Maybe it was the 80s kitchen vibe, or maybe the fabric actually whispered to me, but after we stared at each other for a few weeks I realized it wanted to be made into the skirt from out-of-print Vogue 1521, a Perry Ellis pattern I bought in 1986. Now I must admit I love the 80s. I became a teenager in 1980. I graduated from high school and college in the 80s. I got married in 1989. My best growing up and coming of age memories are from the 80s. So maybe it's not that strange that this year as I turned 50 I wanted to make a skirt that would take me back to those days. And I wanted it to work.
There were two obvious problems from the very beginning. First, I used a size 8 pattern in 1986 and I'm not a size 8 now. It's a one-size pattern. Second, I made the skirt in 1986 and it didn't work for me then. More on that in a minute.

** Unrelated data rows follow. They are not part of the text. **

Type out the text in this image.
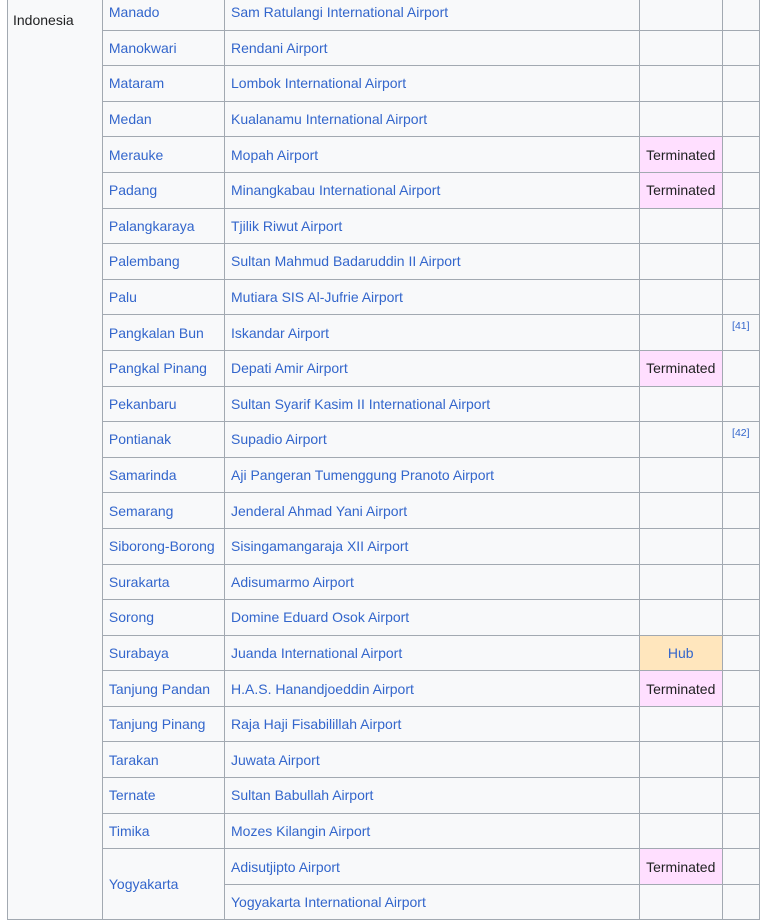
Indonesia	Manado	Sam Ratulangi International Airport		
	Manokwari	Rendani Airport		
	Mataram	Lombok International Airport		
	Medan	Kualanamu International Airport		
	Merauke	Mopah Airport	Terminated	
	Padang	Minangkabau International Airport	Terminated	
	Palangkaraya	Tjilik Riwut Airport		
	Palembang	Sultan Mahmud Badaruddin II Airport		
	Palu	Mutiara SIS Al-Jufrie Airport		
	Pangkalan Bun	Iskandar Airport		[41]
	Pangkal Pinang	Depati Amir Airport	Terminated	
	Pekanbaru	Sultan Syarif Kasim II International Airport		
	Pontianak	Supadio Airport		[42]
	Samarinda	Aji Pangeran Tumenggung Pranoto Airport		
	Semarang	Jenderal Ahmad Yani Airport		
	Siborong-Borong	Sisingamangaraja XII Airport		
	Surakarta	Adisumarmo Airport		
	Sorong	Domine Eduard Osok Airport		
	Surabaya	Juanda International Airport	Hub	
	Tanjung Pandan	H.A.S. Hanandjoeddin Airport	Terminated	
	Tanjung Pinang	Raja Haji Fisabilillah Airport		
	Tarakan	Juwata Airport		
	Ternate	Sultan Babullah Airport		
	Timika	Mozes Kilangin Airport		
	Yogyakarta	Adisutjipto Airport	Terminated	
		Yogyakarta International Airport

The first problem wasn't too hard to overcome. I made the waistband longer and decreased the depth of each pleat. It should have been simple to figure out but the waistband opens into the pocket and it took a bit to figure out the relationship between pocket, pleat, waistband and sideseam. I ended up pinning and pleating the pattern pieces so I could visualize it, and in the end it explained problem #2 above.
In 1986 I made the skirt out of a stiff, heavy cotton. So. Much. Fabric. The pleats are deep, they overlap (unless you're making them shallower to fit a larger waistband), and the pleats on the sides overlap the side seams and pockets, leaving several layers of fabric right at the side. It's an interesting design feature. As in "who would have thought of that?" kind of interesting, not "it's such a great idea to bulk up women's hips" kind of interesting. I never actually wore it back then. I ended up cutting it apart and making a slim-fitting skirt from the abundant amount of fabric. But because I was using a fabric with more drape this time around I somehow thought it would work. No such luck. Again, yards of fabric pleated around my hips and hanging nearly to the floor did my body no favors.
And here it is, wrinkled, unhemmed, and modeled so elegantly with my pajama top. Because I felt so frumpy in it I didn't feel the need to try to make it look any better.
I could have cut the skirt apart at this point and had two very large rectangles of usable fabric, but it told me it wanted to be this skirt and who was I to argue? In the end the solution was obvious. I pressed the tops of the pleats as flat as possible and hacked 6" off the hem. I'm still not sure it's "me". I always feel a little funny wearing full skirts, but it's probably something I should embrace during our hot summers.
Lesson learned: The 80s had great music, movies and memories, but great fashion? Not so much.